Они стояли у туалета, пассажиры выстраивались за ними.
– Она поет «Вихри враждебные…», – засмеялся Нюсик.
– Ей девяносто лет.
– Ну, почему о партбилете я узнаю в самолете? Я не могу от вас сбежать. Софа, я не могу лететь в Израиль с Розой Люксембург.
– Ривой Ароновной.
– Теперь она Роза Люксембург. Ты в школе какой язык учила?
– Забыла.
– А Роза Люксембург?
– Она знает идиш.
– Она немка. По дороге в кирху она сдуру зашла в синагогу. Вот почему она меня ненавидит.
– Нюсик…
– Почему вы не заходите в туалет? – кричали из очереди.
– У человека запор, – огрызался Нюсик.
– Я уже не могу.
– Сможете в Тель-Авиве.
– Нюсик…
– Софа, она должна знать родной немецкий. «Ах, майн либер Августин, дас ист хин…»
– Пропустите в туалет!
– Ждите! – отрезал Нюсик, – мы ждали этой минуты три тысячи лет, подождете еще три минуты.
– Нюсик…
– Слушай, Софа сюда! Неси ее документы, я спущу их в унитаз за облака.
– Нюсик…
– Надо говорить: О, майн Гот! Вы теперь немцы. В Вене закатишь истерику, ты это умеешь. Мы летим в Германию. В Германии, дура, будут кормить, а в Израиле вкалывают пока не сдохнут. Учи немецкий: Дойчланд, дойчланд, хенде хох.
– Нюсик, Рива Ароновна воевала с немцами.
– Пусть забудет, иначе я ей отпилю шнобель, теперь она Роза Люксембург.
– Нюсик…
– Документы или я вас поодиночке запущу в облака.
В Айзенахе, маленьком городе немецких запахов и звуков, где пространство заполнено бытом по чертежам, Нюсик – бесшабашный и неугомонный Нюсик, будто птица в клетке. Он носил зашитые в трусах 10 000 баксов. А потом так натерло, что он на Софу залезть не мог. Спрятал сбережения под шкаф.
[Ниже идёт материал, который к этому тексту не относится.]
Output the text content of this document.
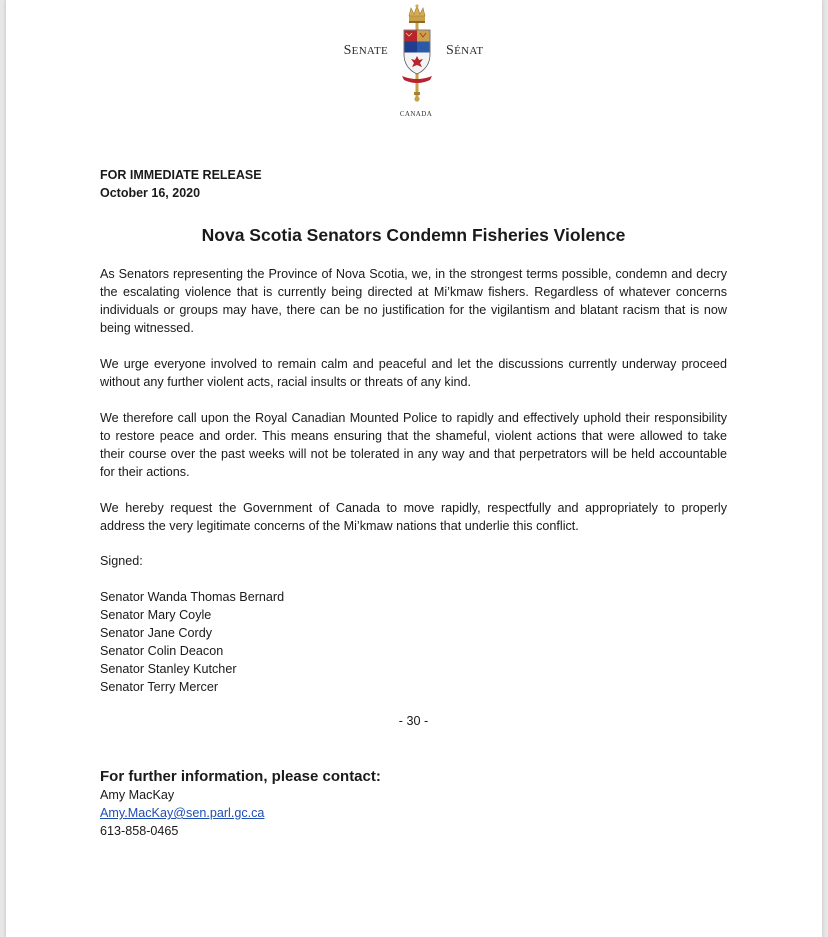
SENATE	SÉNAT
CANADA
FOR IMMEDIATE RELEASE
October 16, 2020
Nova Scotia Senators Condemn Fisheries Violence
As Senators representing the Province of Nova Scotia, we, in the strongest terms possible, condemn and decry the escalating violence that is currently being directed at Mi’kmaw fishers. Regardless of whatever concerns individuals or groups may have, there can be no justification for the vigilantism and blatant racism that is now being witnessed.
We urge everyone involved to remain calm and peaceful and let the discussions currently underway proceed without any further violent acts, racial insults or threats of any kind.
We therefore call upon the Royal Canadian Mounted Police to rapidly and effectively uphold their responsibility to restore peace and order. This means ensuring that the shameful, violent actions that were allowed to take their course over the past weeks will not be tolerated in any way and that perpetrators will be held accountable for their actions.
We hereby request the Government of Canada to move rapidly, respectfully and appropriately to properly address the very legitimate concerns of the Mi’kmaw nations that underlie this conflict.
Signed:
Senator Wanda Thomas Bernard
Senator Mary Coyle
Senator Jane Cordy
Senator Colin Deacon
Senator Stanley Kutcher
Senator Terry Mercer
- 30 -
For further information, please contact:
Amy MacKay
Amy.MacKay@sen.parl.gc.ca
613-858-0465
Что до Розы Люксембург, она отыскала партячейку и по воскресениям ее возили на маевки в горы.
Нюсик с утра в любую погоду на велосипеде колесил по городу – собирал пустые пивные банки, расплющивал их, складывал погремушки в рюкзак, в конце дня сдавал в лавку «Цветмет». Когда набиралась тысяча марок, он прятал в коробку под шкаф. К старости он откроет свою лавочку, будет сидеть в тепле, смотреть телевизор. Во сне он бродил по осенним аллеям, собирал марки как опавшие листья, и жизнь была полна музыки. Наука быть счастливым приходит во сне. Снился Днепр и Пятихатки, пьянки с Янкелем, который улетел в Израиль и изредка звонил. Нюсик любил Израиль «на расстоянии»,
Софа как настоящая немка убирала, стирала, готовила еду. Смертельно уставала. Ей ничего не снилось по ночам.
В один немецкий день – сияло солнце и пели птички, Нюсик вернулся на велосипеде с рюкзаком пивных банок.
– Кто там гремит в прихожей? Это погром? – спросила Рива Ароновна.
– Это гестапо пришло за коммунистами, – ответил Нюсик.
И тут в прихожую явилась неприкаянная Софа.
– Ты купил Семе автомобиль? Сколько денег ты ему дал?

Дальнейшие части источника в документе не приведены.